News J-WAFS community members win 2023 Image Awards
Award-winning visuals from the Koch Institute event include one from J-WAFS PI Mary Gehring’s lab and another from J-WAFS Fellow Rhoda Zhang.
Carolyn Blais, J-WAFS April 10, 2023
Last month MIT’s Koch Institute for Integrative Cancer Research hosted the 13th annual Image Awards. The awards were established to recognize and publicly display the extraordinary visuals produced by life sciences and biomedical research at MIT. This year’s event honored a range of researchers and their innovations, including two J-WAFS community members. Each image creator gave a lightning talk to explain the stories behind their award-winning visuals. The images were then viewed at a reception in the lobby of the Koch Institute. The exhibit will remain on display to the MIT community and the public for the next year.
Junsik Choi is a postdoc in J-WAFS PI Mary Gehring’s lab. The Gehring Lab’s primary research focus is on plant epigenetics, which refers to the heritable information that influences plant cellular function but is not encoded in the DNA sequence itself. The lab is currently working on a J-WAFS seed grant to accelerate the production of genetic diversity to generate plant populations for agriculture that are more resilient to challenging environmental conditions due to climate change.
Choi’s work on plant epigenetics and cell biology focuses on how nuclei affect and interact with epigenetic information. He studies Arabidopsis thaliana, a plant that can grow up to just one-foot tall, making it easy to work with in the lab. Choi studies the plant’s cells, specifically a structure called the nuclear lamina — a meshwork protein structure under the inner nuclear membrane. Choi found that nuclear lamina are very important in plant reproduction. His image, shown to the right, is of pollen from Arabidopsis thaliana that has defects in the nuclear lamina structure. This is important because this kind of defect means the lamina cannot properly regulate nuclear function, genetic information, genetic disease, and overall plant development, ultimately leading to the death of the plant.

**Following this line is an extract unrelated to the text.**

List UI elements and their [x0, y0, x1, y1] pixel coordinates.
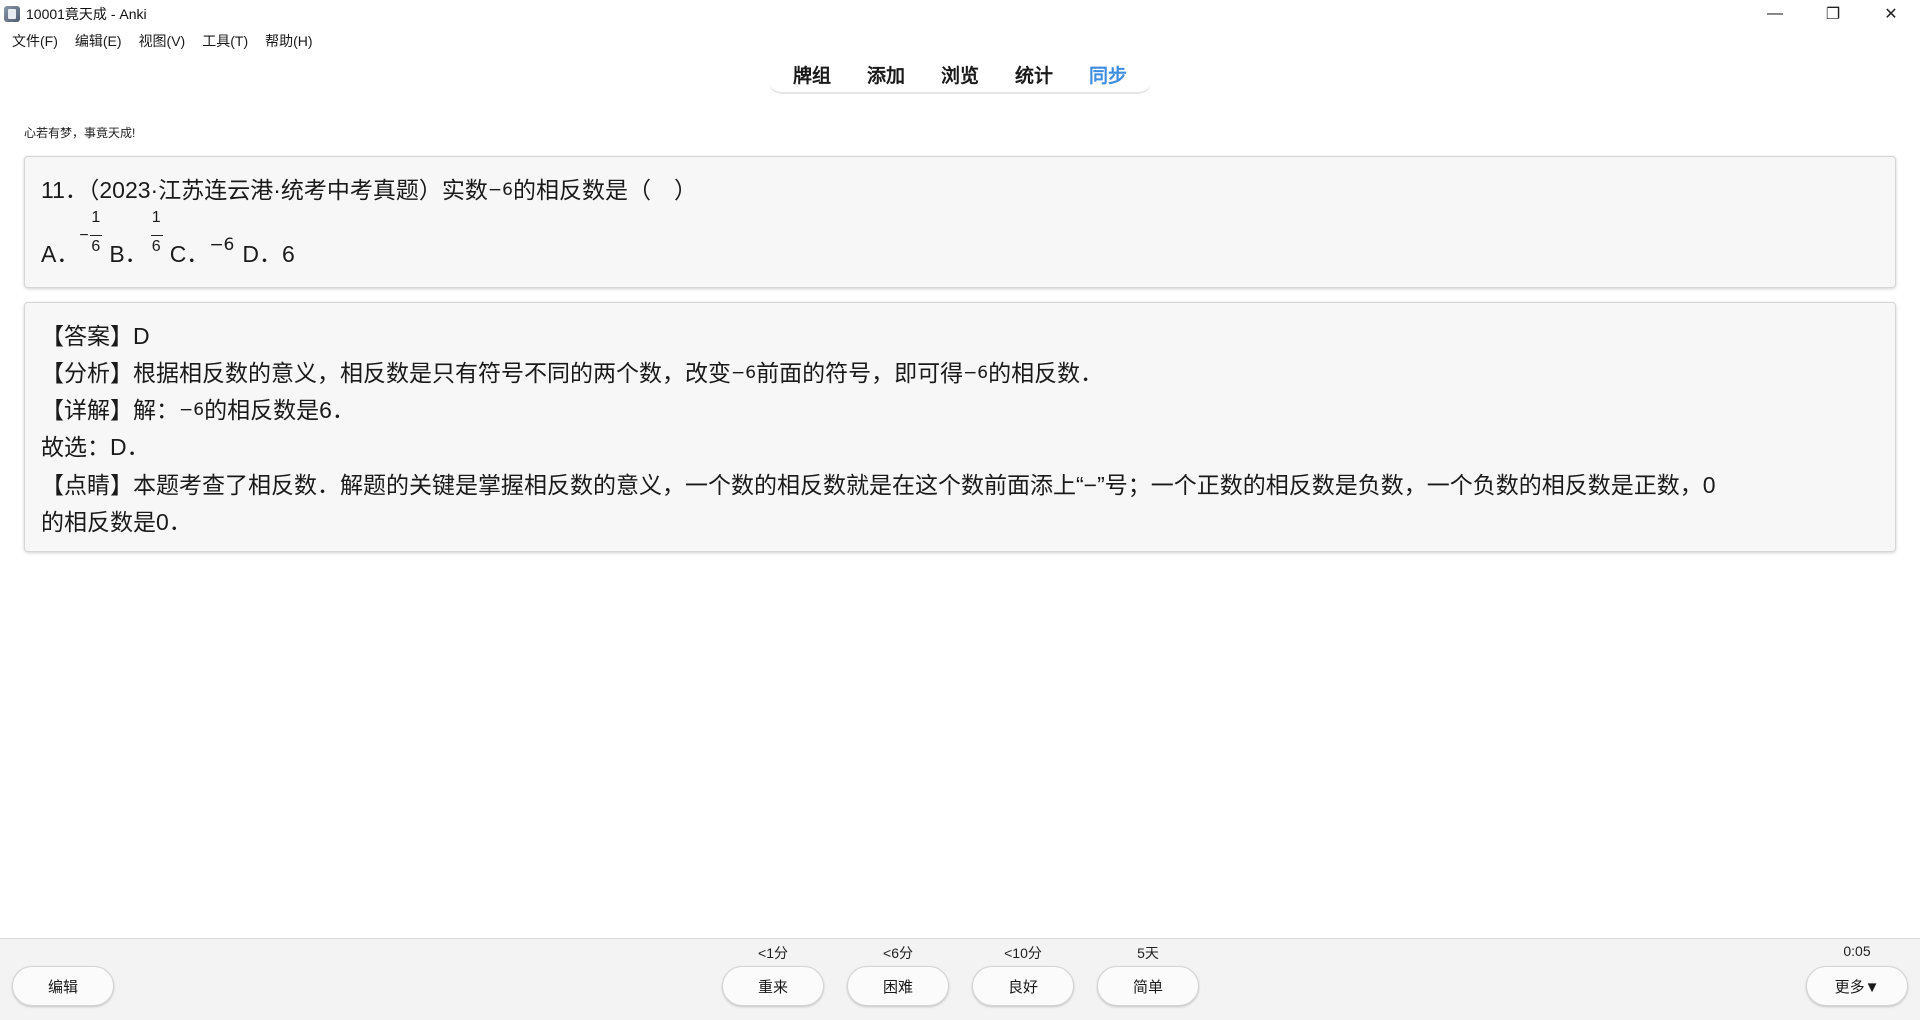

Linzixuan (Rhoda) Zhang is a 2022-23 J-WAFS Fellow and PhD candidate in the Department of Chemical Engineering. Zhang is a member of Professor Robert Langer’s lab and research scientist Ana Jaklenec’s group. Zhang was awarded the J-WAFS fellowship for her work on a micronutrient delivery platform that fortifies foods with essential vitamins and nutrients. Vitamin A is present in different vegetables, but when the vegetables are cooked, vitamin A can easily degrade. Zhang helped develop a group of biodegradable polymers that can encapsulate vitamin A and effectively stabilize its micronutrients under cooking and storage conditions. This very work won an Image Award last year in 2022.
Zhang worked on other encapsulating technology with postdoc Jooli Han which produced another award-winning image for the Koch event this year, seen on the left. Zhang and Han developed a way to encapsulate mRNA vaccine dosages. Zhang explained that mRNA vaccines involve something called lipid nanoparticles (LNPs). When mRNA is injected into the body it can be easily destroyed by the immune system. LNPs, therefore, are needed to act as a vehicle to safely encapsulate the mRNA, protecting it from degradation and assisting in the delivery of mRNA into cells. Han explained that vaccine equity is when everyone has fair and just access to vaccination. One barrier to more widely administering the recent Covid-19 mRNA vaccine, for example, was the fact that it needed to be stored and transported at a negative temperature to maintain its stability and effectiveness. For better vaccine equity in places with cold storage limitations, the researchers used a technology called StampEd Assembly of polymer layers, or SEAL. This allows administration of multiple doses with a single injection. In other words, a vaccine that requires multiple boosters, like the Covid-19 vaccine, can be injected one time with all the dosages included in the initial shot. The dosages are then released at different time points as needed. The team found that there was improved LNP stability when a layer of polymer coating was applied to the bottom of the SEAL microparticle. It is believed that the coating acted as a shield to further protect and stabilize the mRNA LNP. In the image, the polymer coating can be seen in pink, and the dried mRNA vaccine can be seen in blue.